Author Steve Waksman thought that was a silly schism too, so he wrote an excellent book about it: This Ain’t the Summer of Love: Conflict and Crossover in Heavy Metal and Punk. With a tone and approach that are equal parts academic and fanboy, the revisionist historian uses examples like Blue Öyster Cult, the Dictators, Motörhead, Black Flag, and Corrosion of Conformity to show that the two are much closer in spirit than previously believed. It’s a theory that The Ruby Doe bassist Jesse Roberts subscribes to as well. “[Ruby Doe guitarist] Aaron Ellh and I grew up in Wenatchee, so we were cut off from a lot of stuff,” he recalls, chatting via phone while en route to his day job as a tattoo artist at Lucky Devil. “Before I got into metal, I was into the straight-edge, East Coast hardcore scene; the first songs I learned on guitar were Minor Threat songs. But there weren’t a lot of punk shows being put on in Wenatchee, so you had to dig more to find that stuff, and we’d just try and get our hands on anything hard-rock or metal. We’re into everything from Minor Threat to old Metallica and the classics like Priest.”

It’s a marriage of tastes that informs The Ruby Doe, a well-loved local band that unfortunately became absent from the scene a couple of years ago, partly because drummer Joshua Gabriel became a father, but also because they decided to hunker down and focus on writing and recording a follow-up to their 2005 album, Always With Wings.
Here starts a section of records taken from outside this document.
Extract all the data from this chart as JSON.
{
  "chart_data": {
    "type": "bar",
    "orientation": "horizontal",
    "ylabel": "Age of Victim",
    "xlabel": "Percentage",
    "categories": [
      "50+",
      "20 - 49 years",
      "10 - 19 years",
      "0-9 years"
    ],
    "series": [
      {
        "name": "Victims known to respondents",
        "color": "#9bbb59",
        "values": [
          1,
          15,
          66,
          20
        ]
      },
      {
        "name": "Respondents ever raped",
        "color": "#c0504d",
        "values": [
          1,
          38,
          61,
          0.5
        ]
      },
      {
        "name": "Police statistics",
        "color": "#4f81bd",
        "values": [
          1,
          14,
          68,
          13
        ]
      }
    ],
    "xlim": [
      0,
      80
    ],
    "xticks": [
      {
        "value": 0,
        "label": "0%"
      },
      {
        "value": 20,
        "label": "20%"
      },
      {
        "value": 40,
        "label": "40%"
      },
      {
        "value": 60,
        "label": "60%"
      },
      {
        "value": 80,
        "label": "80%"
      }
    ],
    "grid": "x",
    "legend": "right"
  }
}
They unveiled the new material at a show at the Sunset a few weeks ago, and I really couldn’t have been more impressed. They sound like a band that’s achieved the audio equivalent of a religious hot-yoga routine: Everything is tighter and burns brighter, stepping away from the polish and the pop touches that showed up on their previous record. “Yeah, we feel like we’re getting back to what we originally wanted to sound like, honestly. I can’t listen to that last record.” They recruited The Bismarck drummer Dan Mohr to helm the recording sessions at Mysterious Red X studio in Georgetown; everything is tracked except for Ellh’s vocals, which they plan to wrap up this weekend. They’ll also be performing at a killer Ladies’ Choice show at the Comet with Prize Country, With a Bullet, and Mike Giacolino on Saturday, July 18.
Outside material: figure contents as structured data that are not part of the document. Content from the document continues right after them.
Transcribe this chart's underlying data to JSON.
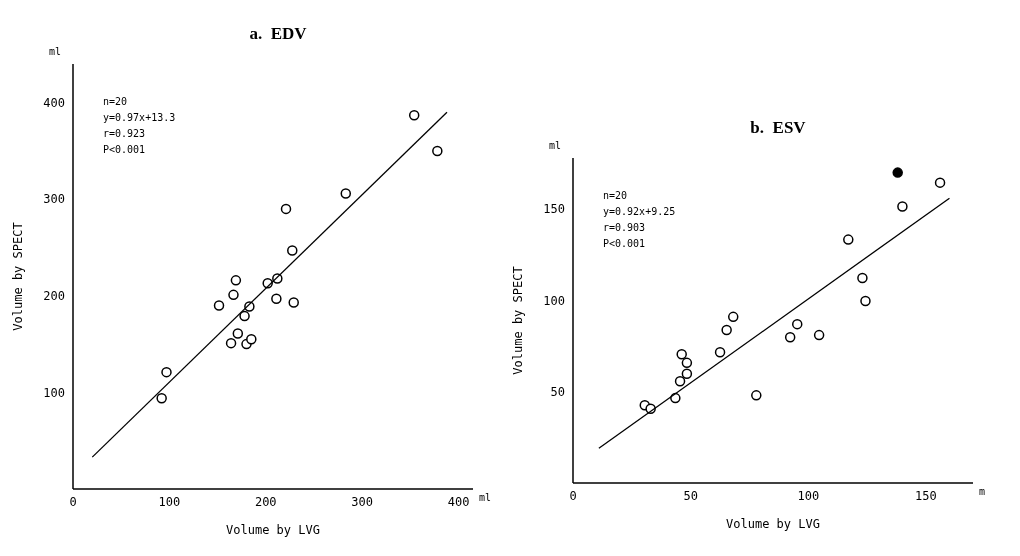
{
  "chart_data": [
    {
      "type": "scatter",
      "title": "a.  EDV",
      "xlabel": "Volume by LVG",
      "ylabel": "Volume by SPECT",
      "marker": "circle",
      "xlim": [
        0,
        415
      ],
      "ylim": [
        0,
        440
      ],
      "xticks": [
        0,
        100,
        200,
        300,
        400
      ],
      "yticks": [
        100,
        200,
        300,
        400
      ],
      "annotations": [
        "n=20",
        "y=0.97x+13.3",
        "r=0.923",
        "P<0.001",
        "ml",
        "ml"
      ],
      "series": [
        {
          "color": "#000000",
          "x": [
            354,
            378,
            283,
            221,
            227.5,
            169,
            166.5,
            202,
            212,
            211,
            229,
            151.5,
            183,
            178,
            171,
            164,
            180,
            185,
            97,
            92
          ],
          "values": [
            387,
            350,
            306,
            290,
            247,
            216,
            201,
            213,
            218,
            197,
            193,
            190,
            189,
            179,
            161,
            151,
            150,
            155,
            121,
            94
          ]
        },
        {
          "type": "line",
          "marker": "none",
          "color": "#000000",
          "x": [
            20,
            388
          ],
          "values": [
            33,
            390
          ]
        }
      ]
    },
    {
      "type": "scatter",
      "title": "b.  ESV",
      "xlabel": "Volume by LVG",
      "ylabel": "Volume by SPECT",
      "marker": "circle",
      "xlim": [
        0,
        170
      ],
      "ylim": [
        0,
        178
      ],
      "xticks": [
        0,
        50,
        100,
        150
      ],
      "yticks": [
        50,
        100,
        150
      ],
      "annotations": [
        "n=20",
        "y=0.92x+9.25",
        "r=0.903",
        "P<0.001",
        "ml",
        "m"
      ],
      "series": [
        {
          "color": "#000000",
          "x": [
            156,
            140,
            117,
            123,
            124.3,
            95.3,
            92.3,
            104.6,
            68.1,
            65.3,
            62.5,
            46.2,
            48.4,
            48.4,
            45.5,
            43.5,
            77.9,
            30.5,
            33
          ],
          "values": [
            164.5,
            151.4,
            133.3,
            112.3,
            99.7,
            87,
            79.8,
            81,
            91,
            83.8,
            71.6,
            70.5,
            65.8,
            59.8,
            55.7,
            46.5,
            48,
            42.6,
            40.7
          ]
        },
        {
          "color": "#000000",
          "x": [
            138
          ],
          "values": [
            170
          ]
        },
        {
          "type": "line",
          "marker": "none",
          "color": "#000000",
          "x": [
            11,
            160
          ],
          "values": [
            19,
            156
          ]
        }
      ]
    }
  ]
}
Looks like I’ll be living at the Comet this weekend, because Sunday, July 19, will mark the long-overdue return of another superb, punk-informed metal band, Portland’s Red Fang. “That’s just a melding of all the styles we like,” says bassist and vocalist Aaron Beam. “I think the punk/metal dichotomy died when [Metallica’s 1984 sophomore album] Ride the Lightning came out. Bad Brains melded punk and heavy metal in 1986. But I guess what you’re talking about is the sludgy metal mixed with punk.” Red Fang’s self-titled debut (Sargent House) is a brutal beast of a record, with a decent sprinkling of math rock in the mix. “Yeah, we have math-y blood,” admits Beam. “But we do make a conscious effort to squash things that get too math-y. Like we’ll intentionally make stuff fit into 4/4, or even just say, ‘Hey, the very first four notes of that riff are awesome, why don’t we just play them 40 times in a row, and not even play any of the stuff afterwards?’ Keep it simple, stupid.”